The Kardashian family is an interesting phenomenon. No member of that family is even remotely talented enough to justify the ongoing American fascination with them. They have done pretty much nothing of substance in the more than a decade that they have been in the public eye, and yet their popular TV show "Keeping Up with the Kardashians" has run for 13 years (the show will end next year, after 20 seasons).
Their popularity has flourished despite the scores of people who publicly hate them, including the creator of a Google Chrome extension that blocks any mention of the family from the Internet, and the thousands of people who engaged with the sentiment, “Everything I know about the Kardashians I learned against my will.”

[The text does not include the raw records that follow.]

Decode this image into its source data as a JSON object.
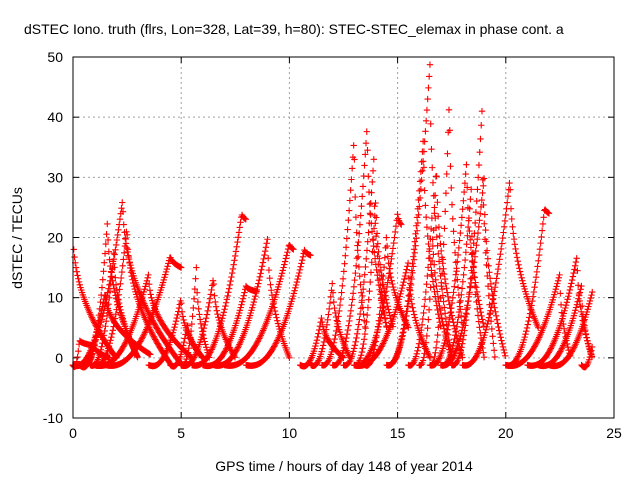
{
  "chart_data": {
    "type": "scatter",
    "title": "dSTEC Iono. truth (flrs, Lon=328, Lat=39, h=80): STEC-STEC_elemax in phase cont. a",
    "xlabel": "GPS time / hours of day 148 of year 2014",
    "ylabel": "dSTEC  / TECUs",
    "xlim": [
      0,
      25
    ],
    "ylim": [
      -10,
      50
    ],
    "x_ticks": [
      0,
      5,
      10,
      15,
      20,
      25
    ],
    "y_ticks": [
      -10,
      0,
      10,
      20,
      30,
      40,
      50
    ],
    "grid": true,
    "marker": "+",
    "color": "#ff0000",
    "arcs": [
      {
        "t0": 0.0,
        "tpk": 0.0,
        "t1": 2.0,
        "peak": 21.5,
        "end": 0.0
      },
      {
        "t0": 0.0,
        "tpk": 1.5,
        "t1": 3.6,
        "peak": 11.0,
        "end": 0.5
      },
      {
        "t0": 0.0,
        "tpk": 0.3,
        "t1": 1.0,
        "peak": 3.0,
        "end": 2.0
      },
      {
        "t0": 0.3,
        "tpk": 1.0,
        "t1": 1.7,
        "peak": 2.0,
        "end": 0.0
      },
      {
        "t0": 0.5,
        "tpk": 1.6,
        "t1": 3.0,
        "peak": 23.0,
        "end": 0.0
      },
      {
        "t0": 0.8,
        "tpk": 1.9,
        "t1": 3.0,
        "peak": 18.0,
        "end": 0.0
      },
      {
        "t0": 0.0,
        "tpk": 2.3,
        "t1": 5.0,
        "peak": 26.5,
        "end": -1.0
      },
      {
        "t0": 1.0,
        "tpk": 2.5,
        "t1": 4.5,
        "peak": 22.0,
        "end": -1.0
      },
      {
        "t0": 1.0,
        "tpk": 3.5,
        "t1": 5.5,
        "peak": 14.0,
        "end": 0.0
      },
      {
        "t0": 1.5,
        "tpk": 4.5,
        "t1": 5.0,
        "peak": 17.0,
        "end": 15.0
      },
      {
        "t0": 3.5,
        "tpk": 5.0,
        "t1": 6.0,
        "peak": 10.0,
        "end": 0.0
      },
      {
        "t0": 4.5,
        "tpk": 5.3,
        "t1": 6.0,
        "peak": 6.0,
        "end": 0.0
      },
      {
        "t0": 5.0,
        "tpk": 5.7,
        "t1": 6.3,
        "peak": 15.0,
        "end": 0.0
      },
      {
        "t0": 5.0,
        "tpk": 6.5,
        "t1": 7.5,
        "peak": 13.5,
        "end": 0.0
      },
      {
        "t0": 5.5,
        "tpk": 7.8,
        "t1": 8.0,
        "peak": 24.0,
        "end": 23.0
      },
      {
        "t0": 6.0,
        "tpk": 8.0,
        "t1": 8.5,
        "peak": 12.0,
        "end": 11.0
      },
      {
        "t0": 6.5,
        "tpk": 9.0,
        "t1": 10.0,
        "peak": 20.0,
        "end": 0.0
      },
      {
        "t0": 7.0,
        "tpk": 10.0,
        "t1": 10.2,
        "peak": 19.0,
        "end": 18.0
      },
      {
        "t0": 8.0,
        "tpk": 10.7,
        "t1": 11.0,
        "peak": 18.0,
        "end": 17.0
      },
      {
        "t0": 10.5,
        "tpk": 11.5,
        "t1": 12.5,
        "peak": 7.0,
        "end": 0.0
      },
      {
        "t0": 11.0,
        "tpk": 12.0,
        "t1": 12.8,
        "peak": 13.0,
        "end": 0.0
      },
      {
        "t0": 11.5,
        "tpk": 13.0,
        "t1": 13.5,
        "peak": 37.0,
        "end": 5.0
      },
      {
        "t0": 12.0,
        "tpk": 13.6,
        "t1": 14.5,
        "peak": 39.0,
        "end": 5.0
      },
      {
        "t0": 12.5,
        "tpk": 13.9,
        "t1": 14.5,
        "peak": 33.0,
        "end": 5.0
      },
      {
        "t0": 13.0,
        "tpk": 14.0,
        "t1": 14.8,
        "peak": 27.0,
        "end": 5.0
      },
      {
        "t0": 13.5,
        "tpk": 14.5,
        "t1": 15.5,
        "peak": 21.0,
        "end": 5.0
      },
      {
        "t0": 13.0,
        "tpk": 15.0,
        "t1": 15.2,
        "peak": 24.0,
        "end": 22.0
      },
      {
        "t0": 13.0,
        "tpk": 15.5,
        "t1": 16.5,
        "peak": 16.0,
        "end": 0.0
      },
      {
        "t0": 14.5,
        "tpk": 16.2,
        "t1": 17.0,
        "peak": 37.0,
        "end": 5.0
      },
      {
        "t0": 14.5,
        "tpk": 16.5,
        "t1": 17.5,
        "peak": 49.0,
        "end": 0.0
      },
      {
        "t0": 15.5,
        "tpk": 16.6,
        "t1": 17.5,
        "peak": 24.0,
        "end": 0.0
      },
      {
        "t0": 16.0,
        "tpk": 16.8,
        "t1": 18.0,
        "peak": 33.0,
        "end": 0.0
      },
      {
        "t0": 16.5,
        "tpk": 17.4,
        "t1": 18.0,
        "peak": 44.0,
        "end": 5.0
      },
      {
        "t0": 16.5,
        "tpk": 18.2,
        "t1": 19.0,
        "peak": 33.0,
        "end": 5.0
      },
      {
        "t0": 17.0,
        "tpk": 18.4,
        "t1": 19.0,
        "peak": 28.0,
        "end": 0.0
      },
      {
        "t0": 17.5,
        "tpk": 18.9,
        "t1": 19.5,
        "peak": 41.0,
        "end": 0.0
      },
      {
        "t0": 17.0,
        "tpk": 19.0,
        "t1": 20.0,
        "peak": 30.0,
        "end": 0.0
      },
      {
        "t0": 18.0,
        "tpk": 20.2,
        "t1": 21.5,
        "peak": 30.0,
        "end": 5.0
      },
      {
        "t0": 20.0,
        "tpk": 21.8,
        "t1": 22.0,
        "peak": 25.0,
        "end": 24.0
      },
      {
        "t0": 20.0,
        "tpk": 22.5,
        "t1": 23.0,
        "peak": 14.0,
        "end": 0.0
      },
      {
        "t0": 21.0,
        "tpk": 23.3,
        "t1": 24.0,
        "peak": 17.0,
        "end": 0.0
      },
      {
        "t0": 21.5,
        "tpk": 23.5,
        "t1": 24.0,
        "peak": 12.0,
        "end": 0.0
      },
      {
        "t0": 22.0,
        "tpk": 24.0,
        "t1": 24.0,
        "peak": 11.0,
        "end": 11.0
      },
      {
        "t0": 23.5,
        "tpk": 24.0,
        "t1": 24.0,
        "peak": 2.0,
        "end": 2.0
      }
    ]
  }
}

So if everyone hates them, why do we keep watching?
A study by P. David Marshall, communications professor and celebrity expert at Australia’s Deakin University, argued in 2010 that celebrities hold such a firm grasp over the public in part because celebrity serves as a “pedagogical aid in the discourse of the self.”
In other words, the one-sided relationship we form with celebrities in watching everything they do, say, wear and eat teaches us who we are, what we like and how we should (or shouldn’t) behave. The Kardashians offer nothing to the American public but their perfectly curated lives, and we lap it up eagerly.